Durham Region, for example, was a serious hot spot for homebuyers in the last few months due to its affordable house prices, according to the report.

Ajax, Whitby, Clarington, and Scugog are among the cities "cost-conscious" buyers flocked to, as Re/Max notes the average price of single-detached homes hovered at "just over $1 million in Clarington to just over $1.2 million in Ajax."

The cities and neighbourhoods in each region with the biggest price drops this year

York Region's Whitchurch-Stouffville neighbourhood saw a 22.3% price drop (just over $448,00) since the first few months of the year, with the average price for detached homes going for $1,563,413.

Whitby in Durham Region saw detached homes fall down by just over 19.1% from $1,466,658 to $1,185,858, on average.

Brampton had the biggest price drop between quarters for Peel Region, with the costs of detached homes falling down by 14.8% (just over $237,000) to an average of $1,369,642.
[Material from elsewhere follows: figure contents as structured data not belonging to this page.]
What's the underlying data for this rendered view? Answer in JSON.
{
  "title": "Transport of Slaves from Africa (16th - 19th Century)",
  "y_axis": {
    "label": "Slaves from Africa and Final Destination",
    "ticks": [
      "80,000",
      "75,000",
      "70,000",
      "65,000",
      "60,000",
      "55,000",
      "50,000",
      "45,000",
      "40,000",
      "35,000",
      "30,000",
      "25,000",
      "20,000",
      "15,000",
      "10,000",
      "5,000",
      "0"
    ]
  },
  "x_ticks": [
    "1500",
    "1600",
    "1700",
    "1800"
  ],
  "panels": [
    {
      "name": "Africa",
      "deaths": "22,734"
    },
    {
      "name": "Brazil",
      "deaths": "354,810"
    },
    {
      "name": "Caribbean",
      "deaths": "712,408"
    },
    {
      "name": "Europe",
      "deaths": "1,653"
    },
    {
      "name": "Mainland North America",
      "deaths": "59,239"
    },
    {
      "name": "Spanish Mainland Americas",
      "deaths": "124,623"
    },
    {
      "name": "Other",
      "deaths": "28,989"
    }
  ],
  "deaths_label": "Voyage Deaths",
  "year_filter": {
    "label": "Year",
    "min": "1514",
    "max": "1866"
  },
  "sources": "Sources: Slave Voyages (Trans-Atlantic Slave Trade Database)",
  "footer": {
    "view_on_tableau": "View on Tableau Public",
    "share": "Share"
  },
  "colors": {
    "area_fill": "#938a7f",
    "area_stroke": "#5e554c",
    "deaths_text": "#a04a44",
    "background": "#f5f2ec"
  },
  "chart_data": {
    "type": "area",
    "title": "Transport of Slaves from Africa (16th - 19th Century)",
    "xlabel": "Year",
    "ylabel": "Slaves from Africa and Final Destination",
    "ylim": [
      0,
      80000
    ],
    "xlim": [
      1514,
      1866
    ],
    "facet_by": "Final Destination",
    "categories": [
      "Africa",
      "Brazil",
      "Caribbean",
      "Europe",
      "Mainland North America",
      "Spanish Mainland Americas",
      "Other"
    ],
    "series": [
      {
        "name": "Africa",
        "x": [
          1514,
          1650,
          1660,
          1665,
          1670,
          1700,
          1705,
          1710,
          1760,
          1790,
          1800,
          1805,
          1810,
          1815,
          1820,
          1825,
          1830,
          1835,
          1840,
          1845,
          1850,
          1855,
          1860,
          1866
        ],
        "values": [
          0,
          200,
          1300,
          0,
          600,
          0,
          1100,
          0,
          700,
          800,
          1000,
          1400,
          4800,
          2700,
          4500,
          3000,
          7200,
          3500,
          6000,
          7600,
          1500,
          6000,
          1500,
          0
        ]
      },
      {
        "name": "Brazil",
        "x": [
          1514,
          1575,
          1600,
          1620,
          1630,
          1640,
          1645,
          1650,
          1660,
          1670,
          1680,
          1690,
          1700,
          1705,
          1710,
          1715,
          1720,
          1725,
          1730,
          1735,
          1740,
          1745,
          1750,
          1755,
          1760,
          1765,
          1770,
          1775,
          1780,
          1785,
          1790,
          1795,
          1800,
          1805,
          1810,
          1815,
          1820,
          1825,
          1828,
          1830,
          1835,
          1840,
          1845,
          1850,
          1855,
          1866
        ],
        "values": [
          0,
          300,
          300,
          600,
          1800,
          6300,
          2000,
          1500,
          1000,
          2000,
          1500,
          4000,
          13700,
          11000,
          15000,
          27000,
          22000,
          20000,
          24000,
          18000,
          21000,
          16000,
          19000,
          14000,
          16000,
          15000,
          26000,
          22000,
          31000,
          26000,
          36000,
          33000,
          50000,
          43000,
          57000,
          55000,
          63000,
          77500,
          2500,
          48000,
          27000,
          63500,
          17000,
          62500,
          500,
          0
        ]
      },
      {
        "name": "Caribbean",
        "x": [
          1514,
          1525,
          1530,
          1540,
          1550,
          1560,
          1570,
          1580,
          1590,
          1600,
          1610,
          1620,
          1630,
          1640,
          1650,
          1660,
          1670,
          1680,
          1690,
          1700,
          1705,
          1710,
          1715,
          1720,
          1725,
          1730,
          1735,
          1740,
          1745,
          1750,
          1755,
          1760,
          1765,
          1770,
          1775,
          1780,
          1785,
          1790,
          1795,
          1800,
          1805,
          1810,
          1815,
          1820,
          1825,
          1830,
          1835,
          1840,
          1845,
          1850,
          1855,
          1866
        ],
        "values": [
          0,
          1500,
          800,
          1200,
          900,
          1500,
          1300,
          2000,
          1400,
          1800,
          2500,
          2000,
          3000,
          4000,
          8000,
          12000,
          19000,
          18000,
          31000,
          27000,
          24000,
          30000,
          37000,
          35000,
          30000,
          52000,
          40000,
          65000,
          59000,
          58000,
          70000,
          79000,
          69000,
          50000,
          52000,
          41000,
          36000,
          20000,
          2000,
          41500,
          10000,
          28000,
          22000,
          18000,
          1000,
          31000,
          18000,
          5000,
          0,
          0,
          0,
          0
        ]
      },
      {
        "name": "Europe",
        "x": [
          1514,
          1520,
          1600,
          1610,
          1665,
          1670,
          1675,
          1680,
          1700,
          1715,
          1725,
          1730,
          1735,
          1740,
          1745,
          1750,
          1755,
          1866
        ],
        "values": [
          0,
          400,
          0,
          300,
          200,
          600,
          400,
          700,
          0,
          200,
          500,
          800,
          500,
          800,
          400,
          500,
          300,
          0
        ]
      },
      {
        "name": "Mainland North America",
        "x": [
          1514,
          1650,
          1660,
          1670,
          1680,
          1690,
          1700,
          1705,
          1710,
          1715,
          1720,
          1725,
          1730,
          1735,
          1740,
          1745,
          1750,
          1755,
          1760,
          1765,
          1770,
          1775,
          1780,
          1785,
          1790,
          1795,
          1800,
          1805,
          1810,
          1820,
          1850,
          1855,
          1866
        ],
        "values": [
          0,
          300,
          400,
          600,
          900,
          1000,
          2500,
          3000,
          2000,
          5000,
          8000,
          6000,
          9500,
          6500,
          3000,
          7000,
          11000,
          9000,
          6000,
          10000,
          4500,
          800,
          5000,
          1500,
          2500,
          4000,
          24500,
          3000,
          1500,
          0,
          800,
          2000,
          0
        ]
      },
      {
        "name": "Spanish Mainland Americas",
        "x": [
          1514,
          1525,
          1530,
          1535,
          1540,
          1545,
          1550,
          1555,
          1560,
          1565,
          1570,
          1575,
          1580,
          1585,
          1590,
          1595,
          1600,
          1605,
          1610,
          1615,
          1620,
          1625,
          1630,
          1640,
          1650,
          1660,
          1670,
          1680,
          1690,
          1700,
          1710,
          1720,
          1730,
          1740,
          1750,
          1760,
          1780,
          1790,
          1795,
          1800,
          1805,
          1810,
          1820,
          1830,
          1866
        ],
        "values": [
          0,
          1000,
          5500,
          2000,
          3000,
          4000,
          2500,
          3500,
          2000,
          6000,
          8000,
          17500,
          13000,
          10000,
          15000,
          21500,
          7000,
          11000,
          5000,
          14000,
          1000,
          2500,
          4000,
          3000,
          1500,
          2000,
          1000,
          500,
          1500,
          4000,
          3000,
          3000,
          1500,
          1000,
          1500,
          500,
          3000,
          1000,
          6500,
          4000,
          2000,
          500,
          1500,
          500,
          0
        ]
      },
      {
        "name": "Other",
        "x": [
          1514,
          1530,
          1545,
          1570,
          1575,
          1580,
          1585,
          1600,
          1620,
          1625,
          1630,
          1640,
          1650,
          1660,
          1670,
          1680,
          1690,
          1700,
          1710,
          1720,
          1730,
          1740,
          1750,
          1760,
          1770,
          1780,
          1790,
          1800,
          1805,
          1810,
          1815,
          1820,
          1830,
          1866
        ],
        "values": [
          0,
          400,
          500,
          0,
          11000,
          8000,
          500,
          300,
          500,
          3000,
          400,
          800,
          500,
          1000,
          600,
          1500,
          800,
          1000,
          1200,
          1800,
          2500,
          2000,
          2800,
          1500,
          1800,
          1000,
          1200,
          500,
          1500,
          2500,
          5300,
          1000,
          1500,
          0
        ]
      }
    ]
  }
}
The detached homes in Oakville in Halton Region went from $2,389,023 to an average of $2,015,326, which is a 15.6% decrease in price.

As for Toronto, the TRREB district that encompasses Church-Yonge Corridor, Cabbagetown South St., Moss and Regent Parks, had the biggest average price drop for detached homes this year. At the start of 2022, these kinds of houses were on the market for $3,121,963 but have since dipped down by over $585,000 (just less than 19%) to an average of $2,535,000.